Putin, o Açougueiro de Bucha, tentou romper a determinação da Ucrânia a resistir com seus ataques bárbaros contra civis, mas, assim como no bombardeio de Hitler contra Londres, suas táticas saíram pela culatra ao unir suas vítimas contra ele. Se os ucranianos ainda precisassem de alguma motivação para continuar lutando, as terríveis atrocidades que as forças russas cometem onde quer que vão seriam mais que suficientes.

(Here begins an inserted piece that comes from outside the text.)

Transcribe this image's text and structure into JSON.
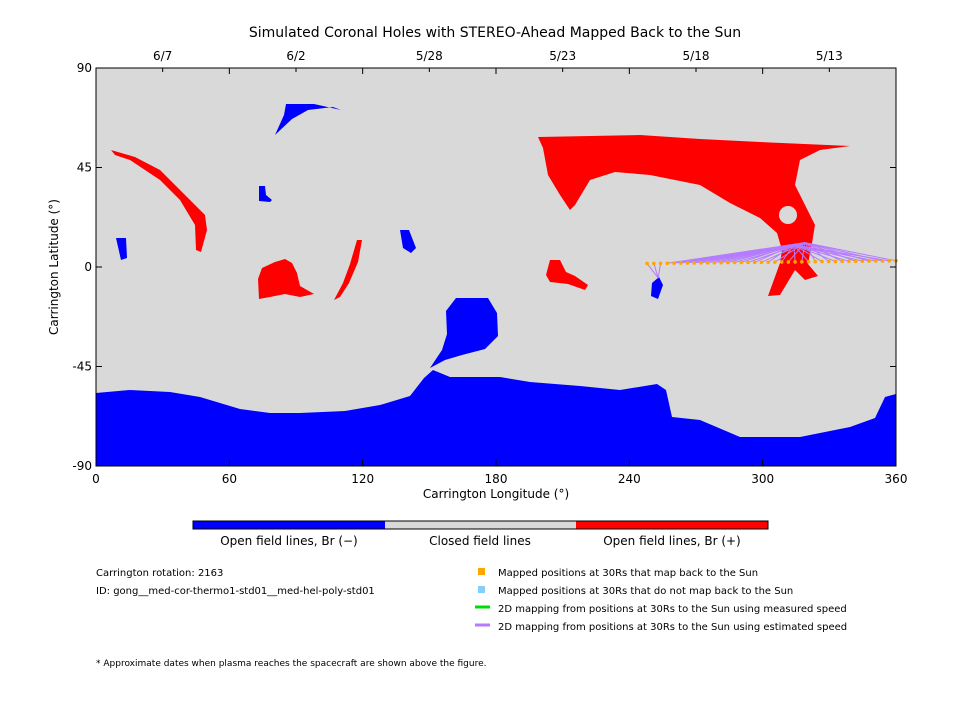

O terceiro fator que explica o sucesso da Ucrânia é a engenhosidade, a habilidade e o espírito de luta de suas Forças Armadas. Elas foram reaparelhadas desde 2014 e transformadas em uma corporação que, assim como forças ocidentais, dá poder para comandantes de patentes mais baixas tomarem decisões independentes, em contraste com a centralização da autoridade entre as fileiras russas. O que os ucranianos fizeram — transformando seu Exército para incorporar vastas quantidades de armamentos estrangeiros com que seus soldados não estavam familiarizados ao mesmo tempo que realizam pesadas operações de combate — é comparável a reconstruir um avião em pleno voo. Suas habilidades táticas se destacaram repetidamente na semana passada. Ao anunciar sua ofensiva em Kherson, os ucranianos induziram os russos a mobilizar tropas do leste para o sul, abrindo um flanco no leste para o ataque surpresa.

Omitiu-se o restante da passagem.